While developing solutions for traceable, reproducible and safe AI-powered applications, NVIDIA has developed an immutable file system solution for datasets called VDiscs. Here we discuss the origin of VDiscs and their design.
To meet our goals to provide reproducibility and traceability in training models, we wish to have read-only snapshots of our datasets. Additionally, we want to be able to access these datasets from a wide range of tools. Many of these tools already have a heavy reliance on file system access to data. These constraints focused our attention on existing read-only, POSIX file systems for Linux. There are several read-only filesystems supported by the Linux kernel including iso9660 (the CD ROM file system), squashfs, and cramfs. We initially focused on iso9660 because of its broad platform support.
Let's imagine we wanted to create an iso disk image to snapshot our dataset. On Linux we run
genisoimage -r -o /path/to/mnist.iso /my/datasets/mnist
losetup /dev/loop1 /path/to/mnist.iso
mount -t iso9660 /dev/loop1 /mnt/mnist
This generates an iso image, attaches it to a loopback block device, and then mounts the dataset on /mnt/mnist. Cool! Now we have an immutable dataset that we can mount on Linux or macOS or Windows even.
Now that we have an immutable image of our dataset, the question is "How do we share our image across a large compute cluster?". If we are doing anything interesting at all our dataset is quite large, and it would be costly to download the entire thing to every compute node. Wouldn't it be cool if we could store the iso image on remote storage and have our loopback device read blocks from there?
Unfortunately, the losetup command doesn't support passing an HTTP URL for the image location. Luckily there are some options though. Linux implements a few different technologies that allow you to simulate a block device. During the implementation of vdiscs, we focused on two of these: NBD and TCMU. NBD stands for Network Block Device and TCMU is an iSCSI in user space target.
Our initial implementation of an losetup for remote objects was an NBD server bound to localhost that translated NBD_CMD_READ requests into HTTP Range requests. That was it. We upload our iso image to S3, and then create a network block device on localhost. Whenever the kernel wants to read a block (or serveral) from the iso image, the server makes an HTTP Range request to S3 for the slice of our iso image.

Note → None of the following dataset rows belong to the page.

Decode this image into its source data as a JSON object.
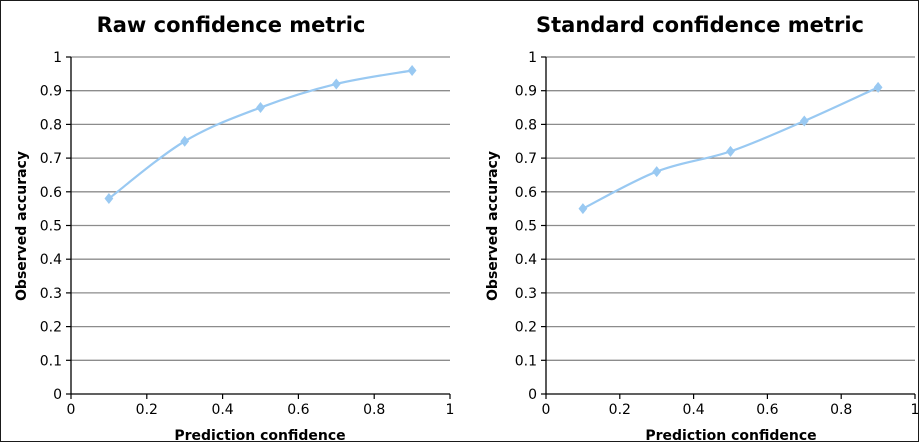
{
  "style": {
    "series_color": "#99c9f2",
    "gridline_color": "#8c8c8c",
    "axis_color": "#000000"
  },
  "chart_data": [
    {
      "type": "line",
      "title": "Raw confidence metric",
      "xlabel": "Prediction confidence",
      "ylabel": "Observed accuracy",
      "xlim": [
        0,
        1
      ],
      "ylim": [
        0,
        1
      ],
      "xticks": [
        0,
        0.2,
        0.4,
        0.6,
        0.8,
        1
      ],
      "xtick_labels": [
        "0",
        "0.2",
        "0.4",
        "0.6",
        "0.8",
        "1"
      ],
      "yticks": [
        0,
        0.1,
        0.2,
        0.3,
        0.4,
        0.5,
        0.6,
        0.7,
        0.8,
        0.9,
        1
      ],
      "ytick_labels": [
        "0",
        "0.1",
        "0.2",
        "0.3",
        "0.4",
        "0.5",
        "0.6",
        "0.7",
        "0.8",
        "0.9",
        "1"
      ],
      "grid": "horizontal",
      "legend": "none",
      "marker": "diamond",
      "smooth": true,
      "series": [
        {
          "x": [
            0.1,
            0.3,
            0.5,
            0.7,
            0.9
          ],
          "y": [
            0.58,
            0.75,
            0.85,
            0.92,
            0.96
          ]
        }
      ]
    },
    {
      "type": "line",
      "title": "Standard confidence metric",
      "xlabel": "Prediction confidence",
      "ylabel": "Observed accuracy",
      "xlim": [
        0,
        1
      ],
      "ylim": [
        0,
        1
      ],
      "xticks": [
        0,
        0.2,
        0.4,
        0.6,
        0.8,
        1
      ],
      "xtick_labels": [
        "0",
        "0.2",
        "0.4",
        "0.6",
        "0.8",
        "1"
      ],
      "yticks": [
        0,
        0.1,
        0.2,
        0.3,
        0.4,
        0.5,
        0.6,
        0.7,
        0.8,
        0.9,
        1
      ],
      "ytick_labels": [
        "0",
        "0.1",
        "0.2",
        "0.3",
        "0.4",
        "0.5",
        "0.6",
        "0.7",
        "0.8",
        "0.9",
        "1"
      ],
      "grid": "horizontal",
      "legend": "none",
      "marker": "diamond",
      "smooth": true,
      "series": [
        {
          "x": [
            0.1,
            0.3,
            0.5,
            0.7,
            0.9
          ],
          "y": [
            0.55,
            0.66,
            0.72,
            0.81,
            0.91
          ]
        }
      ]
    }
  ]
}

genisoimage -o /path/to/dataset.iso /my/dataset/directory
aws s3 cp /path/to/dataset.iso s3://path/to/dataset.iso
nbd_losetup /dev/nbd1 s3://path/to/dataset.iso
mount -t iso9660 /dev/nbd1 /mnt/dataset
We wound up switching from NBD to TCMU because TCMU has better throughput and it supports transparent restarts of the server. The idea is nearly identical though. Instead of handling an NBD_CMD_READ request we pull a SCSI Read6/Read10/Read12/Read16 command off of the TCMU ring buffer and make an HTTP Range request.
genisoimage -o /path/to/dataset.iso /my/dataset/directory
aws s3 cp /path/to/dataset.iso s3://path/to/dataset.iso
tcmu_losetup /dev/tcmu1 s3://path/to/dataset.iso
mount -t iso9660 /dev/tcmu1 /mnt/dataset
The next big idea we wanted to explore was deduplication of data between datasets. Imagine you have 2 7TB datasets with 95% overlapping content. With our current solution, we need to generate two 7TB iso images, and upload them to S3.
The ISO 9660 file system is an extent based file system with the following file layout
+-------------+
| Header |\
+-------------+ \
| Path Table | \
+-------------+ \
| Directory 1 | \
+-------------+ +- Metadata
| Directory 2 | /
+-------------+ /
| ... | /
+-------------+ /
| Directory N |/
+-------------+
| File 1 |\
+-------------+ \
| File 2 | \
+-------------+ +--- Data
| ... | /
+-------------+ /
| File M |/
+-------------+
The metadata portion of the file system dictates the layout of all the files when the iso is mounted. Each file entry in a directory includes the the extent where the file content is stored in the data segments.
Wouldn't it be cool if we store each unique file in our object store and then virtualize the data segments?
You may have noticed that the tcmu_losetup program doesn't actually know anything about the file system contained in the image it is providing. It is a dump pass-through block device simulator. Each Read request is converted into an HTTP Range request for to a slice of a single object in our object store. But what if we make it slightly fancier and divide our block device into multiple backing files? A vdisc is just a serialized structure which keeps the mapping of which objects correspond to which range of blocks to make up our block device.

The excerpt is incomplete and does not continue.